Галина Николаева - Битва в пути
Ни для кого из них война не прошла бесследно. Резец войны прошелся по обоим лицам: он придал не свойственную юности жестковатость и скованность лицу дочери; он выпятил бугристый лоб над иссеченным, крупноскладчатым лицом отца и сделал голову его странно похожей на голову больного, старого льва. Глаза его были воспалены и все слезились, как будто он не отрываясь смотрел на огонь.
Они поспешили горячо обняться и долго не разжимали рук, спасаясь в этих объятиях друг от друга, от невольной горечи первого взгляда, от собственной растерянности.
«Старик… — думала Тина. — Но все равно он мой родной, он мой отец. Это он! Сильная девушка должна быть еще сильнее!»
Наконец они разомкнули руки.
Медленно ступая, он пошел по комнатам.
— Все как было…
Тина шла за ним. Обоим им было неловко. Слишком долго они мечтали друг о друге, слишком горячо жаждали встретить того, с кем расстались, слишком глубоко вросли в них образы, которые они вынашивали столько лет! Отчаянно веселая, своенравная девочка и сильный, мудрый отец — такими жили они в памяти друг друга.

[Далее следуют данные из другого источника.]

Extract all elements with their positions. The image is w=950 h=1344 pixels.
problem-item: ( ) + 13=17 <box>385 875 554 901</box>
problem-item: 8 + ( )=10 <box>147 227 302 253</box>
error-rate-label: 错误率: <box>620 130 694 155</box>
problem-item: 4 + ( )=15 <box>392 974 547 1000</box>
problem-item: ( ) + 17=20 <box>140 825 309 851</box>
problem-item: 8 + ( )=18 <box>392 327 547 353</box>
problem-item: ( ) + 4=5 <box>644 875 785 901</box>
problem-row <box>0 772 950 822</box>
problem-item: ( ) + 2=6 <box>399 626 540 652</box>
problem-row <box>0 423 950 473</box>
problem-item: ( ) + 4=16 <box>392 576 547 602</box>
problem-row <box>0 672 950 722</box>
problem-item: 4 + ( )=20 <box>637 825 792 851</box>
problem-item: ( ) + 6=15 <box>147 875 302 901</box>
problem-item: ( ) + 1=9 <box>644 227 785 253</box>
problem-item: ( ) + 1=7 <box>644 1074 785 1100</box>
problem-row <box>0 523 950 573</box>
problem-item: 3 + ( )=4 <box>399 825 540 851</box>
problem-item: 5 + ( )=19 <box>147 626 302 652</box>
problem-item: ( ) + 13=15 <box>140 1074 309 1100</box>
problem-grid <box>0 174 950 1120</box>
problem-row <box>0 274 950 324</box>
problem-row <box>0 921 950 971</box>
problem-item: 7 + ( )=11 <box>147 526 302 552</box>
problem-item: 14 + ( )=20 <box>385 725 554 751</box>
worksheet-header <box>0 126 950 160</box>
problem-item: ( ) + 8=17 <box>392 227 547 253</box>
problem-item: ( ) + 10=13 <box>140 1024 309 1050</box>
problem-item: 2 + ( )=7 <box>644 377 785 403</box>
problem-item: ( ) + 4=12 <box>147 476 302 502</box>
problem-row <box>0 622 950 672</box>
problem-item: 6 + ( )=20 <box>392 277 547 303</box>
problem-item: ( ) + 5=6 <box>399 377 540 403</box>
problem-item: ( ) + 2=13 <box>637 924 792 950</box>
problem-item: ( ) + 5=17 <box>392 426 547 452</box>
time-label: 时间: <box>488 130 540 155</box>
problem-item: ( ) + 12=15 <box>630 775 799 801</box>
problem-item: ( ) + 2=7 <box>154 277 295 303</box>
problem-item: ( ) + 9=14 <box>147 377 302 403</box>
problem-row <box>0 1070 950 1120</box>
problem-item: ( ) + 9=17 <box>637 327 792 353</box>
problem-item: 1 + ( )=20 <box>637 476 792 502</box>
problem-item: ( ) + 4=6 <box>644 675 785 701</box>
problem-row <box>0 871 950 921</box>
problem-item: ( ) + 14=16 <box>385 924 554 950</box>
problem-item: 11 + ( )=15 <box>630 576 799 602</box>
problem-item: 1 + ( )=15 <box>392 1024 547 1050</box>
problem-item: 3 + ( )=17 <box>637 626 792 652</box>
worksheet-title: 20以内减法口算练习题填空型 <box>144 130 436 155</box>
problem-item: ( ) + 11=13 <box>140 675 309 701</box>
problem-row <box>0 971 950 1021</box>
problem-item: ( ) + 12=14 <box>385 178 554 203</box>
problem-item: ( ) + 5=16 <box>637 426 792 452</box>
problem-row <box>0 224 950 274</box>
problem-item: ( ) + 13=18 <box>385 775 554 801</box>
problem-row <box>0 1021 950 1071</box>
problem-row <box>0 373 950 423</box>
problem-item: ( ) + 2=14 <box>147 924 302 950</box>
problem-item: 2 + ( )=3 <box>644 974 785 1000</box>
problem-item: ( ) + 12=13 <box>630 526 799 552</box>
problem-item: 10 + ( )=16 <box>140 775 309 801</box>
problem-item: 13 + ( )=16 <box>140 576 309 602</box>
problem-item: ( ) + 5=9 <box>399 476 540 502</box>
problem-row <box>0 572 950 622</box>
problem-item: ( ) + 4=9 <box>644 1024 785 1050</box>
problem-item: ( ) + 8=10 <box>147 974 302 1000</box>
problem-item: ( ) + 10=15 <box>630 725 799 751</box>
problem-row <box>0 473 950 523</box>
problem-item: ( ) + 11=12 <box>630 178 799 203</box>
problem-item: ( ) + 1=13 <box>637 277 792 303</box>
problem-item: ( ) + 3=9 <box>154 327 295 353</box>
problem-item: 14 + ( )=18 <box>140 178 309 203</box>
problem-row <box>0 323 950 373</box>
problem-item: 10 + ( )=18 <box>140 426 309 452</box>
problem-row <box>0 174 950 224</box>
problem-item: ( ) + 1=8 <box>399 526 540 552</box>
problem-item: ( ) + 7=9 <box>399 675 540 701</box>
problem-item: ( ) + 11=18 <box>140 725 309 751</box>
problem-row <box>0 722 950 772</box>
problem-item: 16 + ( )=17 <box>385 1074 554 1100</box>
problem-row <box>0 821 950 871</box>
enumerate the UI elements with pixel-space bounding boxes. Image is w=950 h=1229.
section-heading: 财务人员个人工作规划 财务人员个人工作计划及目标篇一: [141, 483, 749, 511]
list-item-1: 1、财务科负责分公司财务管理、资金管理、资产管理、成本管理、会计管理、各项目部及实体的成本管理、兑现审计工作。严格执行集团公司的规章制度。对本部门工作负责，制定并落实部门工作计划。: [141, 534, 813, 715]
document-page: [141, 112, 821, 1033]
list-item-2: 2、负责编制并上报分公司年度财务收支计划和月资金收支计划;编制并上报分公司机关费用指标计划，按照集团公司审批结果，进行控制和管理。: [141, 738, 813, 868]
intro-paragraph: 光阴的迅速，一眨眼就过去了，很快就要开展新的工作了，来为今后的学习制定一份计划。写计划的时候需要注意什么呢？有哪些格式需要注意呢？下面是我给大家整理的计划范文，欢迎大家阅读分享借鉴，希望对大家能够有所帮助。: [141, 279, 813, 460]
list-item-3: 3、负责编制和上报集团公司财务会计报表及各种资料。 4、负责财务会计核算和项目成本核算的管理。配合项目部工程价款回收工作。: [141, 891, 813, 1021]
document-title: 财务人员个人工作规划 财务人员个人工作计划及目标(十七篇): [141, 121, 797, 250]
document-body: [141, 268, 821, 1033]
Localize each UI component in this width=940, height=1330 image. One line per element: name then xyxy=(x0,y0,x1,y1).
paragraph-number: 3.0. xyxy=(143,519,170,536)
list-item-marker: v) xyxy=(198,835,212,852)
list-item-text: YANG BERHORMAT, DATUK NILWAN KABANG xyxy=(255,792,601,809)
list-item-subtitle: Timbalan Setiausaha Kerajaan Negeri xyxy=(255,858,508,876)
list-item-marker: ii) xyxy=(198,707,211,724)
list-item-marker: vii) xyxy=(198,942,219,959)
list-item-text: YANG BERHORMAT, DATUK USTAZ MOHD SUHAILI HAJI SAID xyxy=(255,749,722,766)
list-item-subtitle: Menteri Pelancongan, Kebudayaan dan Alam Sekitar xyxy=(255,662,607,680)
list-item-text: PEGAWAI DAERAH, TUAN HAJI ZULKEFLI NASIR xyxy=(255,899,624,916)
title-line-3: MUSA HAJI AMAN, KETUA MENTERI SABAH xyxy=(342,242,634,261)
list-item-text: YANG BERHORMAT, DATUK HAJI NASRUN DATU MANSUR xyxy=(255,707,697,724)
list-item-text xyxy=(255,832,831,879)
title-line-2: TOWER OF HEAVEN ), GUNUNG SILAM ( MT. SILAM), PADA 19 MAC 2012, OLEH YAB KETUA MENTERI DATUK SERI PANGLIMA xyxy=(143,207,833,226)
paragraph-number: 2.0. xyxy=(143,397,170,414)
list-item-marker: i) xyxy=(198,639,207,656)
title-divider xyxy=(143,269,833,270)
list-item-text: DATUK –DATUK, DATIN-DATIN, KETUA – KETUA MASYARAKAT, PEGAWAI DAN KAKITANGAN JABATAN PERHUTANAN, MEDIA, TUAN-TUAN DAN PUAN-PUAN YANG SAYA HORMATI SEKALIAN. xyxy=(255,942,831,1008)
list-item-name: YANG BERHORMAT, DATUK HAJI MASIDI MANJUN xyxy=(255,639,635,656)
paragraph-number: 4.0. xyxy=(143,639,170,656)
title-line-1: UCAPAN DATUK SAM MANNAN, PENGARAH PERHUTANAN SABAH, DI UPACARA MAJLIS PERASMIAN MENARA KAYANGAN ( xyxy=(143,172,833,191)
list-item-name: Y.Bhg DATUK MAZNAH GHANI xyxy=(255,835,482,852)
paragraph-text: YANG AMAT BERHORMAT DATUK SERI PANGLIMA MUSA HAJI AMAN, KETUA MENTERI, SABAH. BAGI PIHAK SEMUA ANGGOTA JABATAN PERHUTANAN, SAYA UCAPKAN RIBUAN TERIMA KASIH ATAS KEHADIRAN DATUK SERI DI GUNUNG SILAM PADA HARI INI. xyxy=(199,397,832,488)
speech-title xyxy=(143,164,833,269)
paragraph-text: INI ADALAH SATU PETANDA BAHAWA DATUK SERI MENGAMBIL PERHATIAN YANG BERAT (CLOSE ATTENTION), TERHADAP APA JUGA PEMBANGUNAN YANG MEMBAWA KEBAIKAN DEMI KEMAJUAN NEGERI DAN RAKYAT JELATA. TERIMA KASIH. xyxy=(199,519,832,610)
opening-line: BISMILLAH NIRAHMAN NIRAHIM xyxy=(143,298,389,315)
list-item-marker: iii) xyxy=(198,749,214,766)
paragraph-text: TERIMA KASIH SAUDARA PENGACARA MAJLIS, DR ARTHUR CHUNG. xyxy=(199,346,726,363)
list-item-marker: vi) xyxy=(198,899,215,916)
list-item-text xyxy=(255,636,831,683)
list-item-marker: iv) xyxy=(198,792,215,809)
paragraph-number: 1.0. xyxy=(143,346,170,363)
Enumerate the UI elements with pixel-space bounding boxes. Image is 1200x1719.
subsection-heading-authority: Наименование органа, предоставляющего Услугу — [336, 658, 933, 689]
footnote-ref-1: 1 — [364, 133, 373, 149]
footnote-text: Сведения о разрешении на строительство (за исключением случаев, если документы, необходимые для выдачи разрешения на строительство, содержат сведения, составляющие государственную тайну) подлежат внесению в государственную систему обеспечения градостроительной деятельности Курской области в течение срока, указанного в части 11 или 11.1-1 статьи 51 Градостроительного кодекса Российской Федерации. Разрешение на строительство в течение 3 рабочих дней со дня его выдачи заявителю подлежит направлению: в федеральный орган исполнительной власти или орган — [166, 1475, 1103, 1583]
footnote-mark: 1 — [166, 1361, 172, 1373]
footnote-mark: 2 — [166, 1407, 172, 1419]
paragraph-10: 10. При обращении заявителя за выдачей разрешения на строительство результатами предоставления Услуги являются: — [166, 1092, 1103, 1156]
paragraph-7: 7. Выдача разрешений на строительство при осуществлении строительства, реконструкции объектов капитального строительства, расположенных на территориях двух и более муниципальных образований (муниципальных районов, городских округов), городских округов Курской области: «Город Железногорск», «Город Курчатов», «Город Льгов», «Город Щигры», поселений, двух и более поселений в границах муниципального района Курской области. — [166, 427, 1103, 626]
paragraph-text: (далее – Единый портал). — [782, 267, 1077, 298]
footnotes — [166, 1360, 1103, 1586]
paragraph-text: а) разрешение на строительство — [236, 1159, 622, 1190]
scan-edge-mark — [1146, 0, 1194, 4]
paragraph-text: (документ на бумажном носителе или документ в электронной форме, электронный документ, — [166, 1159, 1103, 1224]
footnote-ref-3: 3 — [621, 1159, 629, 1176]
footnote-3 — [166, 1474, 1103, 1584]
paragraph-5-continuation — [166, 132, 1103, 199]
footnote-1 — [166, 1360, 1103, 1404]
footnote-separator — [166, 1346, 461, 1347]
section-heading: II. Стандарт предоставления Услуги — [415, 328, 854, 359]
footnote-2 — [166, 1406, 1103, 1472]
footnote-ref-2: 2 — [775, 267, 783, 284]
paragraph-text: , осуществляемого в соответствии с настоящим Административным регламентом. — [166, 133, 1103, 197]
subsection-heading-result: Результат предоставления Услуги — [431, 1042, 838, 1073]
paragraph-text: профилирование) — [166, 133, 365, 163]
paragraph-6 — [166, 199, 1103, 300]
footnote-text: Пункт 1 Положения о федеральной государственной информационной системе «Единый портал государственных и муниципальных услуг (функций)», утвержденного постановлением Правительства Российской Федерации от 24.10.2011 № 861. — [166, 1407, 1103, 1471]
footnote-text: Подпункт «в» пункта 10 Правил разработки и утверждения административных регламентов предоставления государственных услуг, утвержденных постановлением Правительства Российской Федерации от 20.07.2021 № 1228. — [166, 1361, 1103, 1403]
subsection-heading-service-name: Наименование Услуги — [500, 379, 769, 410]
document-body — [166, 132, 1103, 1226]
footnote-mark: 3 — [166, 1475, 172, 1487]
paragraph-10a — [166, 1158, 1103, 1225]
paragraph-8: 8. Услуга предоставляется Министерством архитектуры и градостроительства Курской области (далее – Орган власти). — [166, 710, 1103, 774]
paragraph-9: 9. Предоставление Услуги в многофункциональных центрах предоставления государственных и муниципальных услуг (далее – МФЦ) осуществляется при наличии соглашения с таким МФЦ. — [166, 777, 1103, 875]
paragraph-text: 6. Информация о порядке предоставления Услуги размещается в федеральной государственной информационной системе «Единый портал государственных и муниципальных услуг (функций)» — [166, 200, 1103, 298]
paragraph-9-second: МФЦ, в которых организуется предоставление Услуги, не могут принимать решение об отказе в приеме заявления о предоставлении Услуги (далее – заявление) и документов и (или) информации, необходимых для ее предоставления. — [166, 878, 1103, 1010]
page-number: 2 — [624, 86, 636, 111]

«И только четыре года жизни!» — думал каждый из них, глядя на другого и забывая, что это были не четыре года жизни, но четыре года борьбы за жизнь народа, четыре года войны.
Он тяжело шел по комнатам, останавливался, прикасался к вещам, и старческие, не стыдящиеся себя слезы катились по иссеченным годами щекам. И чтоб не видеть этого Тина возилась в кухне и у стола, принесла кипящий чайник, вздрагивающими пальцами резала хлеб.
И вдруг она поймала на себе почти прежний, чуть улыбающийся взгляд отца. Правда, улыбка была другая — печаль сквозила в ней и придавала ей новое, все понимающее, и мудрое и старческое выражение. Тине захотелось подбежать, прильнуть, утешить отца и утешиться самой. Но с годами она привыкла глубоко в себе таить и печаль и любовь. Молчаливая сдержанность, накрепко выкованная войной и сиротством, стала ее второю натурой. Она сказала:
— Может быть, ты помоешься с дороги, папа? Голос был чужой, сдавленный.
— Я потом умоюсь, — ответил он спокойно, по-молодому полнозвучно.
Он опустился на стул перед большим портретом матери, украшенным бутоньерками с подснежниками.
Он долго молчал, все больше сутулясь, и слезы катились чаще. Потом он вытер их большой ладонью и протянул руку к дочери.
Тина подошла. В горле у нее бился клубок. Она стояла рядом с отцом, скованная своей привычной сдержанностью. Отец смотрел на нее спокойно, в глазах под воспаленными веками мелькнула та же понимающая улыбка.
— Ну, расскажи мне, как ты жила, девочка.
И, не дожидаясь ответа, он одним движением притянул ее сильными, как корни, руками и, как маленькую, легко посадил к себе на колени.
— Как ты жила, дочка?
Он прижал ее голову к себе и железной, царапающей ладонью накрыл ее лицо, провел по нему, словно сдирая многолетнюю маску.
И, прорвавшись, хлынуло все накопленное. Прижимаясь к отцу и по-детски захлебываясь, Тина плакала. С детства не выплаканное и никому не рассказанное хлынуло в железную ладонь. И в эту минуту они стали друг Для друга тем, кого ждали, тем, кем были когда-то, тем, кем оставались сейчас, — беспомощной девочкой и мудрым отцом. Он не утешал. Он только покачивал ее на коленях и все сильнее прижимал к себе. И когда иссякли Тинины слезы, им стало легко вместе. Поплакав, как в детстве, Тина смогла и улыбнуться, как в детстве.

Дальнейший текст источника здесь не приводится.